Achieving positive outcomes for my clients is at the heart of the service I look to provide. The key to this is honesty. I strongly believe that if we can’t help a prospective client, or if we do not think that a solicitor is needed or appropriate in their particular circumstance, we cannot hesitate to tell them that. If their situation does call for a solicitor, we will always be transparent in their chances of success and advise them of the risks but present their case with tenacity and logic.
When people look to a solicitor, it is more than likely that they are in a very vulnerable position or they need assistance with a material decision in their personal or professional life. As a result, I believe that anything short of me being fully transparent and reliable is not acceptable.

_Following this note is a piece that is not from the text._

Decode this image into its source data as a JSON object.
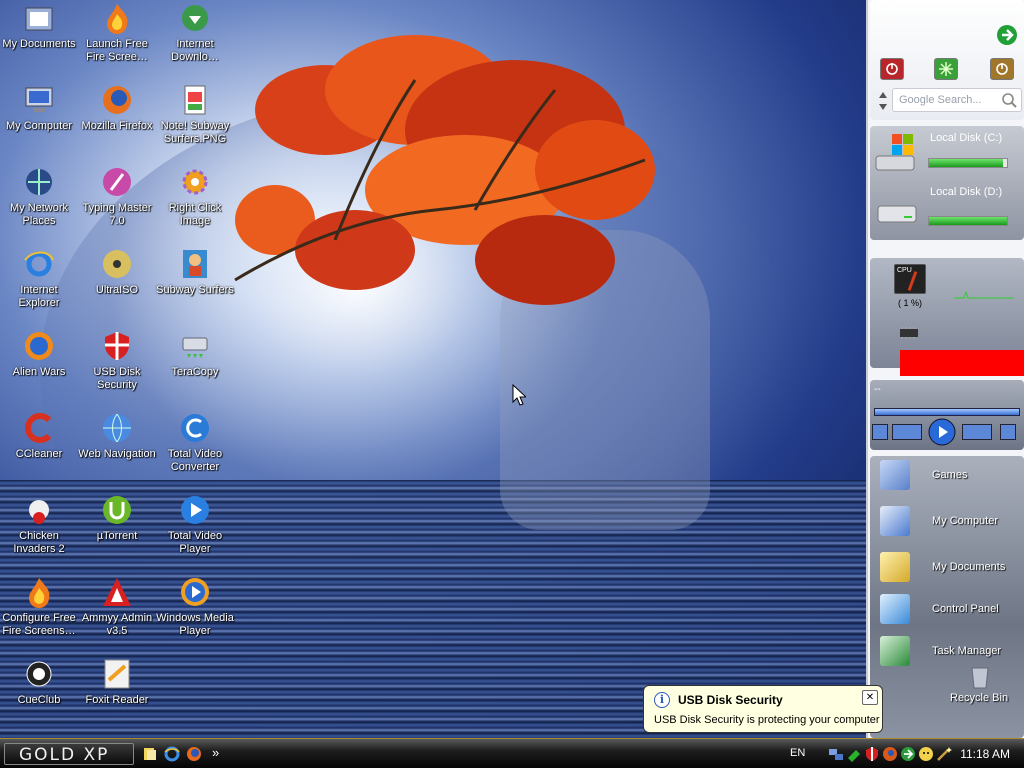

Going to court and fighting the corner for my clients was something I wanted to do from a young age. Still, it only really became a passion when I started university and started practicing advocacy.
The satisfaction that comes from successfully bringing or defending a claim and being able to give positive news to your client is, in my opinion, what makes the job worth it.
Training and practicing under pragmatic solicitors has given me the insight that the manner in which you present your case can be far more important than the facts of the case you are presenting. To that end, you must choose the right solicitor for your case. Anything else is asking for trouble.
I chose to work at Britton and Time so I could work and collaborate with like-minded lawyers in a practice that provides exceptional service to each client.
Joseph graduated from the University of Portsmouth in 2015 and the University of Law in 2016. He was admitted as a solicitor in 2018.
Since qualification, Joseph has had exposure to a wide variety of practice areas, including professional negligence, criminal law, employment and family law. In particular, Joseph has an affinity for litigation and has increasingly been dealing with complex and highly contested divorce financial disputes.